Le Tchernobyl chinois
Le Figaro ne mâche pas ses mots :
«Les fonctionnaires terrorisés par le pouvoir absolu de Xi n'ont pas osé lui faire remonter la mauvaise nouvelle du virus. Ce secret, mortel pour tant de Chinois, peut-il l'être aussi pour l'omnipotent PCC ? Avec le recul, Mikhaïl Gorbatchev voit la 'cause réelle' de l'effondrement de l'URSS dans la catastrophe nucléaire de Tchernobyl, survenue six ans plus tôt. Au lieu de rendre des comptes, le réflexe de Pékin est de renforcer la censureau nom de la 'stabilité'. L'épisode pourrait avoir raison du 'modèle chinois', qui prétendait, à la faveur de son insolente croissance économique, s'exporter comme une alternative à l'influence américaine. Qui, désormais, voudra prendre exemple sur le fiasco du coronavirus ?»
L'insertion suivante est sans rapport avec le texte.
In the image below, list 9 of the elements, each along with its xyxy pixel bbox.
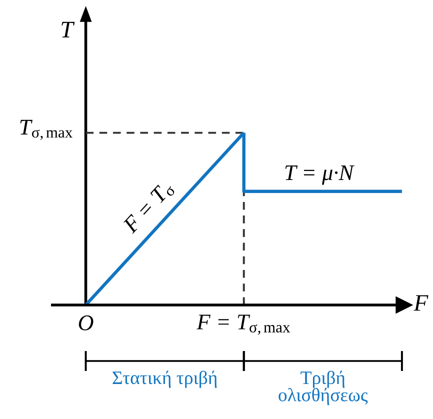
text: F = T$_{σ}$	[122, 179, 176, 236]
text: Στατική τριβή	[112, 370, 217, 388]
y-axis-title: T	[62, 22, 75, 38]
text: Τριβή ολισθήσεως	[278, 370, 368, 406]
x-tick-label: O	[78, 315, 94, 330]
x-tick-label: F = T$_{σ,max}$	[196, 314, 290, 335]
x-axis-title: F	[414, 295, 428, 311]
series-label: T = μ·N	[285, 165, 355, 185]
ref-line-label: T$_{σ,max}$	[20, 120, 72, 140]
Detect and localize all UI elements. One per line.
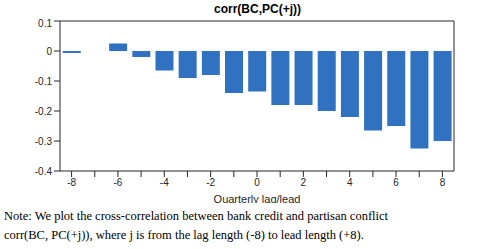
svg-text:4: 4 bbox=[347, 177, 353, 188]
svg-text:-0.2: -0.2 bbox=[35, 106, 53, 117]
svg-text:2: 2 bbox=[301, 177, 307, 188]
svg-text:8: 8 bbox=[440, 177, 446, 188]
svg-text:6: 6 bbox=[393, 177, 399, 188]
svg-text:0.1: 0.1 bbox=[38, 18, 52, 29]
svg-text:-0.3: -0.3 bbox=[35, 136, 53, 147]
html-text:Note: We plot the cross-correl: Note: We plot the cross-correlation betw… bbox=[4, 209, 388, 223]
html-text:corr(BC,PC(+j)): corr(BC,PC(+j)) bbox=[214, 2, 301, 16]
svg-text:-0.1: -0.1 bbox=[35, 76, 53, 87]
svg-text:Quarterly lag/lead: Quarterly lag/lead bbox=[214, 193, 301, 203]
svg-text:-4: -4 bbox=[160, 177, 169, 188]
svg-text:-2: -2 bbox=[206, 177, 215, 188]
html-text:corr(BC, PC(+j)), where j is f: corr(BC, PC(+j)), where j is from the la… bbox=[4, 228, 364, 242]
svg-text:0: 0 bbox=[254, 177, 260, 188]
svg-text:-0.4: -0.4 bbox=[35, 166, 53, 177]
svg-text:-8: -8 bbox=[67, 177, 76, 188]
svg-text:-6: -6 bbox=[113, 177, 122, 188]
svg-text:0: 0 bbox=[46, 46, 52, 57]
Si les Chinois cessaient de voyager...
Novi list souligne les relations complexes et nombreuses entre l'économie européenne et la Chine :
«L'épidémie affectera la croissance de l'économie chinoise, mais aussi les routes d'approvisionnement mondiales, qui sont nombreuses à converger vers la Chine. Ce pays concentre 28 pour cent de la production industrielle mondiale. La Chine a à son actif le plus grand volume d'échanges au monde, surpassant celui des Etats-Unis. ... Partout dans le monde, le secteur du voyage et du tourisme, y compris en Europe et en partie aussi en Croatie, peut également souffrir financièrement car les citoyens, redoutant une propagation de la contamination, voyagent moins. Les Chinois sont le peuple le plus voyageur au monde. Selon les données de l'Organisation mondiale du tourisme (OMT), ils dépensent annuellement pas moins de 260 milliards de dollars à l'étranger ; soit deux fois plus que les touristes venant des Etats-Unis.»
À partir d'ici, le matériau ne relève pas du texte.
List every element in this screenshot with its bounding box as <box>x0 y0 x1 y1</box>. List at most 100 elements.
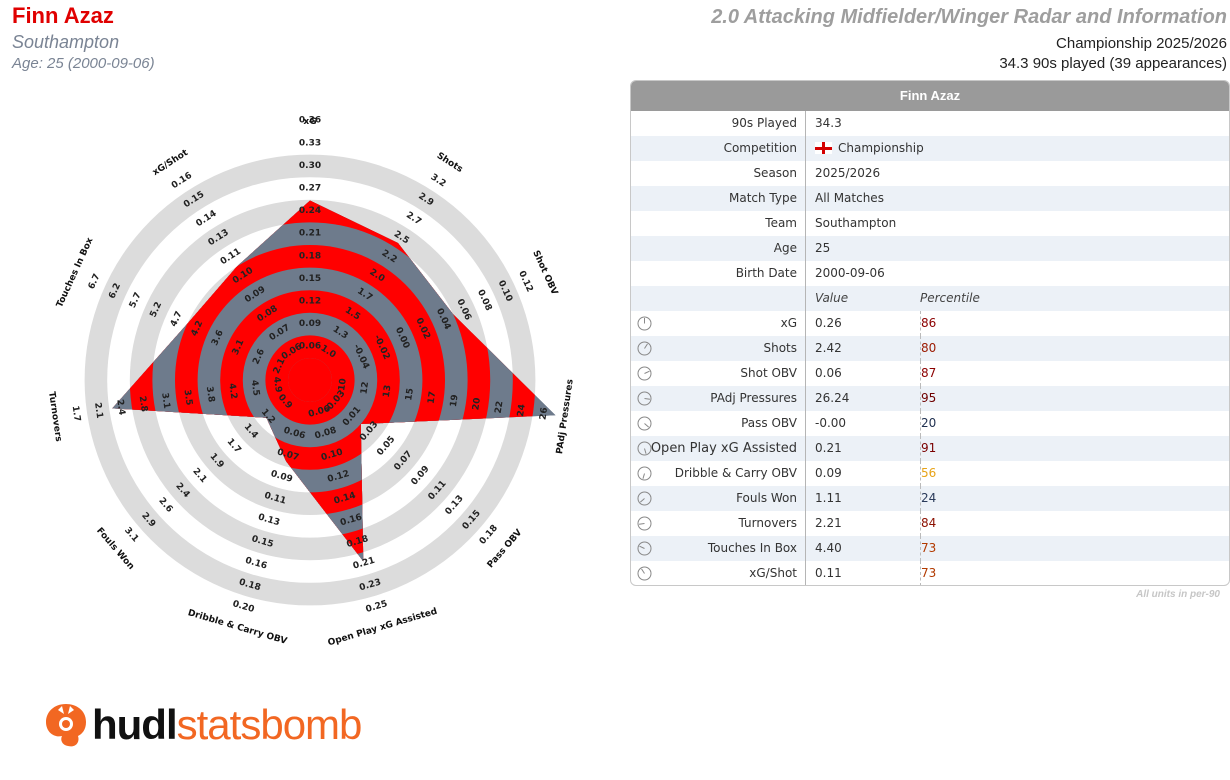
tick-label: 0.09 <box>299 319 321 329</box>
metric-value: -0.00 <box>815 416 847 430</box>
minutes-played: 34.3 90s played (39 appearances) <box>999 55 1227 72</box>
tick-label: 3.1 <box>159 392 171 409</box>
metric-row: Shot OBV 0.06 87 <box>631 361 1229 386</box>
info-row: Match Type All Matches <box>631 186 1229 211</box>
tick-label: 4.5 <box>249 379 261 396</box>
info-row-label: Age <box>773 241 797 255</box>
info-row-label: Team <box>765 216 797 230</box>
metric-percentile: 20 <box>920 411 936 436</box>
metric-label: Open Play xG Assisted <box>650 441 797 456</box>
brand-logo-text: hudlstatsbomb <box>92 700 362 750</box>
metric-label: PAdj Pressures <box>710 391 797 405</box>
info-row-value: All Matches <box>815 191 884 205</box>
tick-label: 0.36 <box>299 116 321 126</box>
tick-label: 0.21 <box>299 229 321 239</box>
metric-value: 0.26 <box>815 316 842 330</box>
dial-icon <box>637 491 652 506</box>
metric-row: Open Play xG Assisted 0.21 91 <box>631 436 1229 461</box>
info-row: Season 2025/2026 <box>631 161 1229 186</box>
tick-label: 0.27 <box>299 184 321 194</box>
metric-row: Touches In Box 4.40 73 <box>631 536 1229 561</box>
metric-percentile: 86 <box>920 311 936 336</box>
info-row-label: Birth Date <box>735 266 797 280</box>
metric-percentile: 56 <box>920 461 936 486</box>
brand-hudl: hudl <box>92 701 178 748</box>
metric-label: Pass OBV <box>741 416 797 430</box>
metric-label: xG/Shot <box>749 566 797 580</box>
dial-icon <box>637 316 652 331</box>
tick-label: 26 <box>538 407 550 421</box>
player-info-table: Finn Azaz 90s Played 34.3 Competition Champ… <box>630 80 1230 586</box>
metric-percentile: 95 <box>920 386 936 411</box>
metric-label: Turnovers <box>738 516 797 530</box>
dial-icon <box>637 416 652 431</box>
dial-icon <box>637 366 652 381</box>
tick-label: 0.24 <box>299 206 321 216</box>
tick-label: 20 <box>471 397 483 411</box>
metric-label: Shot OBV <box>740 366 797 380</box>
info-row-value: Championship <box>815 136 924 161</box>
tick-label: 13 <box>382 384 394 398</box>
metric-percentile: 91 <box>920 436 936 461</box>
player-age: Age: 25 (2000-09-06) <box>12 55 155 72</box>
tick-label: 15 <box>404 387 416 401</box>
tick-label: 4.9 <box>271 376 283 393</box>
metric-percentile: 73 <box>920 536 936 561</box>
tick-label: 4.2 <box>226 383 238 400</box>
metric-row: PAdj Pressures 26.24 95 <box>631 386 1229 411</box>
axis-label: Turnovers <box>46 391 63 442</box>
tick-label: 0.30 <box>299 161 321 171</box>
metric-row: Fouls Won 1.11 24 <box>631 486 1229 511</box>
metric-value: 2.21 <box>815 516 842 530</box>
tick-label: 24 <box>516 404 528 418</box>
metric-percentile: 80 <box>920 336 936 361</box>
info-row-label: Season <box>753 166 797 180</box>
tick-label: 17 <box>427 391 439 405</box>
info-row-value: 34.3 <box>815 116 842 130</box>
metric-value: 0.06 <box>815 366 842 380</box>
dial-icon <box>637 466 652 481</box>
metric-percentile: 73 <box>920 561 936 585</box>
tick-label: 3.5 <box>182 389 194 406</box>
metric-row: xG/Shot 0.11 73 <box>631 561 1229 585</box>
radar-title: 2.0 Attacking Midfielder/Winger Radar an… <box>711 6 1227 28</box>
metric-value: 0.21 <box>815 441 842 455</box>
metric-percentile: 24 <box>920 486 936 511</box>
player-name: Finn Azaz <box>12 3 114 28</box>
info-row-value: Southampton <box>815 216 897 230</box>
tick-label: 2.8 <box>137 395 149 412</box>
tick-label: 10 <box>337 378 349 392</box>
metric-percentile: 84 <box>920 511 936 536</box>
radar-center-fill <box>288 358 332 402</box>
tick-label: 2.1 <box>92 402 104 419</box>
info-row: Competition Championship <box>631 136 1229 161</box>
percentile-column-header: Percentile <box>920 291 980 305</box>
metric-value: 26.24 <box>815 391 850 405</box>
info-row-label: Match Type <box>729 191 797 205</box>
metric-percentile: 87 <box>920 361 936 386</box>
dial-icon <box>637 541 652 556</box>
info-row: Birth Date 2000-09-06 <box>631 261 1229 286</box>
tick-label: 0.18 <box>299 251 321 261</box>
dial-icon <box>637 566 652 581</box>
metric-label: Dribble & Carry OBV <box>674 466 797 480</box>
info-row-value: 25 <box>815 241 831 255</box>
info-table-header: Finn Azaz <box>631 81 1229 111</box>
metric-row: Dribble & Carry OBV 0.09 56 <box>631 461 1229 486</box>
dial-icon <box>637 516 652 531</box>
info-row: 90s Played 34.3 <box>631 111 1229 136</box>
metric-label: Shots <box>763 341 797 355</box>
info-row: Team Southampton <box>631 211 1229 236</box>
metric-value: 0.09 <box>815 466 842 480</box>
tick-label: 1.7 <box>70 405 82 422</box>
info-row: Age 25 <box>631 236 1229 261</box>
info-row-label: 90s Played <box>731 116 797 130</box>
info-row-value: 2000-09-06 <box>815 266 885 280</box>
metric-row: Pass OBV -0.00 20 <box>631 411 1229 436</box>
tick-label: 0.15 <box>299 274 321 284</box>
radar-chart: 0.06 0.09 0.12 0.15 0.18 0.21 0.24 0.27 0.30 0.33… <box>46 116 576 649</box>
metric-value: 0.11 <box>815 566 842 580</box>
tick-label: 0.33 <box>299 138 321 148</box>
info-row-value: 2025/2026 <box>815 166 881 180</box>
metric-row: Turnovers 2.21 84 <box>631 511 1229 536</box>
L'Europe doit aussi protéger son économie
Cinco Días s'étonne de la passivité de l'Europe :
«Il serait logique de partir du principe que les mesures qui limitent jusqu'ici la circulation des personnes doivent s'étendre au transport des marchandises, ce qui impacterait le commerce international bien plus que le tourisme. ... Face à ces risques, la passivité des gouvernements est déconcertante et à ce jour, aucun d'entre eux n'a annoncé d'initiative visant à atténuer les effets que le coronavirus pourrait avoir sur l'économie. L'Eurogroupe, d'habitude très réactif sur d'autres sujets, n'a même pas convoqué de réunion.»